Das halbe Land schien Anfang Dezember 1997 in Auf­ruhr, Reporter und Foto­grafen bela­gerten sein Haus und die Hin­ter­blie­benen. Shamo’s death shocks nation!“, schrieb Gra­phic Sports“. Um dem Trubel zu ent­gehen, lockte die Familie die Jour­na­listen zu dem größten und bekann­testen Friedhof in Tema. Dort ließen sie einen leeren Sarg begraben. Die eigent­liche Beer­di­gung fand auf einem klei­neren Friedhof statt, abseits der Kameras und Schau­lus­tigen.

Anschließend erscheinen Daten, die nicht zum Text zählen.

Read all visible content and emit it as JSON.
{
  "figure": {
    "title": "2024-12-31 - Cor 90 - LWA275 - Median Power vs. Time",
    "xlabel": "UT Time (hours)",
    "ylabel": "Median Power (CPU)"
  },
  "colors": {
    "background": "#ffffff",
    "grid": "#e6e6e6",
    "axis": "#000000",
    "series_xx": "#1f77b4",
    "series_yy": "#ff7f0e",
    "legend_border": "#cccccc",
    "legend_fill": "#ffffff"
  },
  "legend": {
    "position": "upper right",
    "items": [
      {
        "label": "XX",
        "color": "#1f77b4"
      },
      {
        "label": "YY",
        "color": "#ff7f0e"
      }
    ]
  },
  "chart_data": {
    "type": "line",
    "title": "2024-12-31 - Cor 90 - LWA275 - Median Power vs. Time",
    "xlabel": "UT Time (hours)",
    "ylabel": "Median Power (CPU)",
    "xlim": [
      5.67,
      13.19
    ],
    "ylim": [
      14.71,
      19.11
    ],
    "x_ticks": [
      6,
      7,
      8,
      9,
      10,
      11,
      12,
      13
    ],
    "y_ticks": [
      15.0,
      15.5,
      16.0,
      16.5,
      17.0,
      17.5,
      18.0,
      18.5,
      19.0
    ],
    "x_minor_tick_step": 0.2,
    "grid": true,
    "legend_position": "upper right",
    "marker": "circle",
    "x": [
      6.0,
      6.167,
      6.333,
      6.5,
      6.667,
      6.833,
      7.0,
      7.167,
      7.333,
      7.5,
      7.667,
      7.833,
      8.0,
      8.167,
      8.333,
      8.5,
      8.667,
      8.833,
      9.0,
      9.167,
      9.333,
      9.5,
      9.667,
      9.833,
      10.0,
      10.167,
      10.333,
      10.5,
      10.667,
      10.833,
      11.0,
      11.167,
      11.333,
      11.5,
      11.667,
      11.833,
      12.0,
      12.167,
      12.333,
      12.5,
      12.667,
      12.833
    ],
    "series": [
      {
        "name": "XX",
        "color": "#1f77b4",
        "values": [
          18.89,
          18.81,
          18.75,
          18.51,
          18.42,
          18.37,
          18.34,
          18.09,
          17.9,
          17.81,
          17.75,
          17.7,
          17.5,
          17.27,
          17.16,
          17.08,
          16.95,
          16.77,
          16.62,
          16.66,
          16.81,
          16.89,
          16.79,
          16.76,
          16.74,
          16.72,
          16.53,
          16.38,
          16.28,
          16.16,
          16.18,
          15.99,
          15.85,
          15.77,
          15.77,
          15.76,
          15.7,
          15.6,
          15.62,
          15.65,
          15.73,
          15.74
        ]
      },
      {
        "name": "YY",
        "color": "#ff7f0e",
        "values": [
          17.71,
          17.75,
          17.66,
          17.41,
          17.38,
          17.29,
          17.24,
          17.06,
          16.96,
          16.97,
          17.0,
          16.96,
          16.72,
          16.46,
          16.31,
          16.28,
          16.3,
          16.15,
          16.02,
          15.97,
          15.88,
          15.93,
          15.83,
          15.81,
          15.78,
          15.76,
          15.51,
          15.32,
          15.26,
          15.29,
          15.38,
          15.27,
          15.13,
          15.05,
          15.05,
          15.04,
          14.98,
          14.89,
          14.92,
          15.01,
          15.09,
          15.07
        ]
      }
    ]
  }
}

Shamo Quaye wäre heute 50 Jahre alt geworden. Er ist unver­gessen. Jedes Jahr erin­nern gha­nai­sche Jour­na­listen, Fuß­ball­fans oder ehe­ma­lige Mit­spieler an ihn. Sogar in dem berühm­testen Fuß­ball­mär­chen des Landes spielt er die Haupt­rolle. Es han­delt von einem Fuß­ball­spiel zwi­schen Ghana und Indien, das, je nach Erzähler, 1:100 oder 1:99 endete. Die Inder, so geht die Sage, waren in jenem Spiel schier über­mächtig, auch weil sie sich bei ihren Angriffen und Tor­schüssen schwarzer Magie bedienten. Mal ver­wan­delte sich der Ball in einen feu­rigen Strahl, mal in einen gefähr­li­chen Löwen, mal mul­ti­pli­zierte sich das Spiel­gerät im Flug, so dass der Tor­wart stets nach dem fal­schen hech­tete. Aller­dings hatten sich die Teams vor dem Anpfiff auf eine beson­dere Regel geei­nigt: Ghana brauchte nur ein Tor schießen, um das Spiel zu gewinnen. Auch hier gibt es, je nach Erzähler, ver­schieden Ver­sionen und Tor­schützen. In einer, der popu­lärsten, heißt der Held: Shamo Quaye.